Concernant les mines antipersonnel, malgré un grand effort de l’ANP qui a désamorcé des millions de charges, il reste que, des années après l’indépendance, des enfants et des adultes perdent leurs membres, condamnés à une vie de handicapés. «Ces mines, au nombre de 11 millions, ont causé la mort de milliers de personnes, hommes, femmes et enfants, sans épargner même les animaux, et ont laissé un lourd héritage de handicaps permanents», a précisé le président du Conseil de la nation. Il faut convenir que ce rappel était nécessaire pour souligner le poids du système colonial, dont les traces de son inhumanité n’ont pas disparu sur la terre d’Algérie. Salah Goudjil, en gardien de la mémoire et militant de la vérité historique, a demandé «à la commission compétente d’intégrer, dans son rapport, une recommandation appelant le gouvernement à accélérer le recensement des victimes et des séquelles des mines et explosifs depuis l’indépendance jusqu’à aujourd’hui». Ledit rapport complémentaire sera présenté lors de la séance de vote prévue jeudi prochain. Cette initiative est de nature à démontrer à l’opinion nationale, notamment aux générations de l’indépendance, l’ampleur du malheur causé par la colonisation française aux Algériens, des années après le recouvrement de l’indépendance.
Cela pour dire que, 62 ans après la fin de la colonisation, ses conséquences sur la santé des Algériens demeurent d’actualité.

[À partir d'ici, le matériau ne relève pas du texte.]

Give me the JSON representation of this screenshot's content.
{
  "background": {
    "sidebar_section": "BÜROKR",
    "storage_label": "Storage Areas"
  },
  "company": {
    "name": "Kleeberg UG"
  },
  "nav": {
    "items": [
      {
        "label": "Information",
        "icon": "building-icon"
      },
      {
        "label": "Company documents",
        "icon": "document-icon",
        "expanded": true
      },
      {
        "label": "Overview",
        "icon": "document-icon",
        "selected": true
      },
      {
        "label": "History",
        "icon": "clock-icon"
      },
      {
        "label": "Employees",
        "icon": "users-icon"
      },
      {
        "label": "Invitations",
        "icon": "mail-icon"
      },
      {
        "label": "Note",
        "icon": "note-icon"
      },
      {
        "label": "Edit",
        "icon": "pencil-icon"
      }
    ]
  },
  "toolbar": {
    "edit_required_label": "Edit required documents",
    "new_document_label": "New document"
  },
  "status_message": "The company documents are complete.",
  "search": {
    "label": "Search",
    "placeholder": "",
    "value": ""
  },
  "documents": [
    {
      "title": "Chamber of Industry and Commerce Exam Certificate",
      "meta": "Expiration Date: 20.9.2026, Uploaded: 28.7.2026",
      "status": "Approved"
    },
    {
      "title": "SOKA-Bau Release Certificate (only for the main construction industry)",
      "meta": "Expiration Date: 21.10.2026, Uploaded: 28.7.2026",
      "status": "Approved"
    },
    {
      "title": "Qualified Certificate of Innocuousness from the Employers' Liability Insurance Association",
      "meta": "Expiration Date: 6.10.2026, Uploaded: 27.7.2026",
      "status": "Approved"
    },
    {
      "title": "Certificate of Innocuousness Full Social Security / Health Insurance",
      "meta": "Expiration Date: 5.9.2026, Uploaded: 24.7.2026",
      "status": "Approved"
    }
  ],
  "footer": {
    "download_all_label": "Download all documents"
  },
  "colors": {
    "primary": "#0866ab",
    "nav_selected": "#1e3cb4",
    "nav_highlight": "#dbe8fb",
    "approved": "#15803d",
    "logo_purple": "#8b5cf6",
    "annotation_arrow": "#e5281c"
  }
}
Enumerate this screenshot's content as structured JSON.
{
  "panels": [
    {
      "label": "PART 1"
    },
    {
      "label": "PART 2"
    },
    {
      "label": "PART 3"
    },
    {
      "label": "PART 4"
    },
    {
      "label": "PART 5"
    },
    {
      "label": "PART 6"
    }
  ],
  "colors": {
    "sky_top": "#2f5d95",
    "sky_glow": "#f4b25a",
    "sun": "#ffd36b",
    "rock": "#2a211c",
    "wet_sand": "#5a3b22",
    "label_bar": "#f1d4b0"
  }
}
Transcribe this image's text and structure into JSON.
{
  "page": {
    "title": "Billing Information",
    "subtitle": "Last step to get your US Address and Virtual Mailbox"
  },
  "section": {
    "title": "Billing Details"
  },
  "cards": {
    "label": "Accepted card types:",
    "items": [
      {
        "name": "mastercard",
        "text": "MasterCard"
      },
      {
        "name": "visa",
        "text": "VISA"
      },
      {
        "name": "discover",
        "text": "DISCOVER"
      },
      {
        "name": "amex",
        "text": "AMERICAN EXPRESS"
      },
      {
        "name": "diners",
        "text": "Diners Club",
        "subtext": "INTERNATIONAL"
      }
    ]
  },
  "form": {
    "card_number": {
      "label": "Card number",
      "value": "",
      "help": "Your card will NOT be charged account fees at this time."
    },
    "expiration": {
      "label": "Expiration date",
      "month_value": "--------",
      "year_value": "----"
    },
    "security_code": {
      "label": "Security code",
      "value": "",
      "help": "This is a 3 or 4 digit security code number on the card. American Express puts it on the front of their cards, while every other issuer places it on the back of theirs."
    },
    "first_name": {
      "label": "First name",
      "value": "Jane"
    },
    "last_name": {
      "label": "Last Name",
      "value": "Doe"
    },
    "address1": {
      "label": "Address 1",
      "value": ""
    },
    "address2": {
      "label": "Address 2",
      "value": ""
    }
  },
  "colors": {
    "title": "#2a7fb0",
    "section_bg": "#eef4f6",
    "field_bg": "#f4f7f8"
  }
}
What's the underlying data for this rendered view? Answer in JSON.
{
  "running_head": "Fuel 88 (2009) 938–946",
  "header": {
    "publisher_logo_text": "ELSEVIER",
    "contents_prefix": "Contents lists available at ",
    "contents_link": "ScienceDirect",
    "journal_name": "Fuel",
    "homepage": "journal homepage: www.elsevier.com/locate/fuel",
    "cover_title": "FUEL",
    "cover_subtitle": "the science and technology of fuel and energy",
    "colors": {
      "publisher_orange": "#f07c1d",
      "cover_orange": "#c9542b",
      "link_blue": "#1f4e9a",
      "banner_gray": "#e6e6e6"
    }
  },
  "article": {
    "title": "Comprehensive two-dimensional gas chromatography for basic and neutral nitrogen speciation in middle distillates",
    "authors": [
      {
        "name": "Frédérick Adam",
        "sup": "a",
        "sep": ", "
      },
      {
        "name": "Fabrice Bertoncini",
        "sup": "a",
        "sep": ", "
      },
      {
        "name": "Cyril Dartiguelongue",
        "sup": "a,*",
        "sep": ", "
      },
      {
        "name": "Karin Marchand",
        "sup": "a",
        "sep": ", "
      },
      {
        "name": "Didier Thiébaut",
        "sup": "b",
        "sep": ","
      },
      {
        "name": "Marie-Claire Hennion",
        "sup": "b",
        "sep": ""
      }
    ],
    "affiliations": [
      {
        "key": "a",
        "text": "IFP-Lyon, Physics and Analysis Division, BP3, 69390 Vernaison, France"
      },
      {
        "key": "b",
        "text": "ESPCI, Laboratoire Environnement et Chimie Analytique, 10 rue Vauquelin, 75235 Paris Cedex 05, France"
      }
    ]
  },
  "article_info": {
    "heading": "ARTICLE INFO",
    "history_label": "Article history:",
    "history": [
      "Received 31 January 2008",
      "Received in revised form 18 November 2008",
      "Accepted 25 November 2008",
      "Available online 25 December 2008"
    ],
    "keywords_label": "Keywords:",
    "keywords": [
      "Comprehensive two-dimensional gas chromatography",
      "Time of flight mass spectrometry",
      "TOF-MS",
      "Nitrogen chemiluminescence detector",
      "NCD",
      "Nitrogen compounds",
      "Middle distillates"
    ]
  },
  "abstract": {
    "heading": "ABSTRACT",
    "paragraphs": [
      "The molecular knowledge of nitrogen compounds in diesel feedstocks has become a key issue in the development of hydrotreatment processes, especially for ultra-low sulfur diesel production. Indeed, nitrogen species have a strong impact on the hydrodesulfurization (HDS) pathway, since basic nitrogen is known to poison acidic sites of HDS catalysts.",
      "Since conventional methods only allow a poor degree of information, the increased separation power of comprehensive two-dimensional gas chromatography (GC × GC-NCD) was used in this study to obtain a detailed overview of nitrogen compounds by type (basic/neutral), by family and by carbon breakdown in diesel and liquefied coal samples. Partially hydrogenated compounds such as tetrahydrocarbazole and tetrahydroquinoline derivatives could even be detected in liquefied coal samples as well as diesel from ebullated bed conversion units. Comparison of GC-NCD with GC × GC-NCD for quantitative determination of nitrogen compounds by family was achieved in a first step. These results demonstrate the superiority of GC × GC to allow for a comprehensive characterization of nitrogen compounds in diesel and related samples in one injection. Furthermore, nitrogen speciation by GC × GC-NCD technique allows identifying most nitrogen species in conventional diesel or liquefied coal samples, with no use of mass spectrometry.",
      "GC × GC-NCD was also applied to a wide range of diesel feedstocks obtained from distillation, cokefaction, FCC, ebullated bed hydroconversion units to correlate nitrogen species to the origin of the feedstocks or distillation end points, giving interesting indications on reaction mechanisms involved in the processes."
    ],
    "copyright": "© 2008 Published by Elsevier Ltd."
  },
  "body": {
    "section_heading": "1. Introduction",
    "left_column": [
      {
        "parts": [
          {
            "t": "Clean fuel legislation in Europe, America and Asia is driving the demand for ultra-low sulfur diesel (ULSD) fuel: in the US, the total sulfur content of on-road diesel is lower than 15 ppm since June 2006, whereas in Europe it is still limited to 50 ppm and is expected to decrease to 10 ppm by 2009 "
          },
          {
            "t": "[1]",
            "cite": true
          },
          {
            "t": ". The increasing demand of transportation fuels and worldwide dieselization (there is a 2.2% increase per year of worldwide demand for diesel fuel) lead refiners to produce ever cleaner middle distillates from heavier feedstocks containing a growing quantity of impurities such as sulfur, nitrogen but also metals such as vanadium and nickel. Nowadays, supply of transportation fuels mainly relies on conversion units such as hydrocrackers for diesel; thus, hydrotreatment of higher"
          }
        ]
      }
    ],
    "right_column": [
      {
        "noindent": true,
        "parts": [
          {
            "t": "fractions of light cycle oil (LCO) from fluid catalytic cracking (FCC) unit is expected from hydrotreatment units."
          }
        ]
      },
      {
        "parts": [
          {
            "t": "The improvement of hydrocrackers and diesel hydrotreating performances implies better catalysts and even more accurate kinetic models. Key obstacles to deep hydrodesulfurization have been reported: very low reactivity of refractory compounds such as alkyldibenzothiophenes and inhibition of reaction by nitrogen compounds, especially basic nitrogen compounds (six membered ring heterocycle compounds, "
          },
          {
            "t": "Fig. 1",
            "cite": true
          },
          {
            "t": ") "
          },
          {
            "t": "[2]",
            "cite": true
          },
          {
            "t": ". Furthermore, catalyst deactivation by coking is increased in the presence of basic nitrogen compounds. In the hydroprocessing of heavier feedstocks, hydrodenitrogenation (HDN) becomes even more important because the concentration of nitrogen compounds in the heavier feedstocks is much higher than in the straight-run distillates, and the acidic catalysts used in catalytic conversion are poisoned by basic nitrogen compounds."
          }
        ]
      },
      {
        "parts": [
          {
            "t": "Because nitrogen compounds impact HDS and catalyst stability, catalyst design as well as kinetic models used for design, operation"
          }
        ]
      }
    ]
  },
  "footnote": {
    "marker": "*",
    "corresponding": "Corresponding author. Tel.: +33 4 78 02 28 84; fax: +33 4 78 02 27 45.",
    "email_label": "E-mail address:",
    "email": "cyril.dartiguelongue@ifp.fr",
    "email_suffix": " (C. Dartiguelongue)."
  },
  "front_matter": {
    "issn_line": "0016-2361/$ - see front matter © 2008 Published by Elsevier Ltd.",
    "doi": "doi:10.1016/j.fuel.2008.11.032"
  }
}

Le président du Conseil de la nation a insisté sur «l’importance de conserver ces données comme un témoignage historique devant le monde». Il a souligné la nécessité de dénoncer «l’horreur des crimes coloniaux français». Il est également important de «les inscrire dans le registre des sacrifices du peuple algérien pour sa liberté et sa souveraineté», a affirmé Salah Goudjil.